Ketua Lembaga Swadaya Masyarakat Lembaga Pemantau Korupsi dan Aparatur Negara (LSM-LPKN) Soppeng, Alfred Surya Putra Pandu'u, mempertanyakan komitmen aparat penegak hukum dalam mengusut dugaan penyimpangan tersebut secara menyeluruh.
"Apakah Polda Sulsel mampu mengungkap dugaan penyalahgunaan bantuan Alsintan yang disalurkan pada tahun 2025–2026? Berdasarkan informasi yang kami peroleh, diduga terdapat praktik fee atau setoran dengan nilai berkisar Rp50 juta hingga ratusan juta rupiah," ujar Alfred kepada wartawan, Rabu (1/7/2026).
Selain dugaan adanya praktik fee, Alfred juga menyoroti informasi mengenai kelompok tani yang diduga menerima bantuan Alsintan lebih dari satu kali dalam kurun waktu 2025–2026. Menurutnya, apabila informasi tersebut benar, maka hal itu harus diusut secara terbuka dan transparan.
"Bahkan ada informasi bahwa terdapat kelompok penerima yang memperoleh bantuan lebih dari satu kali. Jika benar terjadi, maka persoalan ini harus diusut secara transparan dan tuntas. Jangan sampai program pemerintah yang bertujuan meningkatkan kesejahteraan petani justru dimanfaatkan oleh oknum tertentu," tegasnya.

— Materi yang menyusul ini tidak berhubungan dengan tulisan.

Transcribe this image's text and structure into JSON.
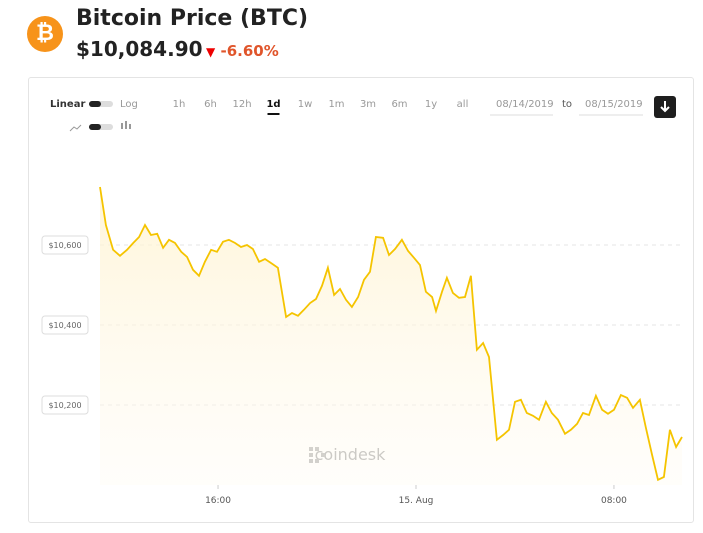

Alfred juga mendesak penyidik Polda Sulsel agar bekerja secara profesional dan menghasilkan kepastian hukum, bukan sekadar melakukan pemeriksaan tanpa tindak lanjut yang jelas.
"Untuk apa turun ke daerah jika tidak ada pengungkapan yang jelas? Masyarakat menunggu hasilnya. Apabila ditemukan adanya pelanggaran, siapa pun yang terlibat harus diproses sesuai ketentuan hukum yang berlaku," katanya.
Sementara itu, salah seorang anggota kelompok tani yang telah dimintai keterangan membenarkan adanya pemeriksaan oleh penyidik Polda Sulsel.
"Iya, benar ada pemeriksaan dari Polda Sulsel. Saya diperiksa pada hari Jumat, dan ada juga kelompok tani lain yang diperiksa pada hari Kamis," ungkapnya.
Pemeriksaan tersebut semakin menyita perhatian masyarakat Kabupaten Soppeng. Publik berharap proses penyelidikan dilakukan secara profesional, independen, dan transparan sehingga mampu mengungkap secara jelas ada atau tidaknya penyimpangan dalam penyaluran bantuan Alsintan tahun anggaran 2025–2026.
Hingga berita ini diterbitkan, belum ada keterangan resmi dari Polda Sulawesi Selatan mengenai hasil maupun perkembangan penyelidikan terkait dugaan penyimpangan bantuan Alsintan tersebut.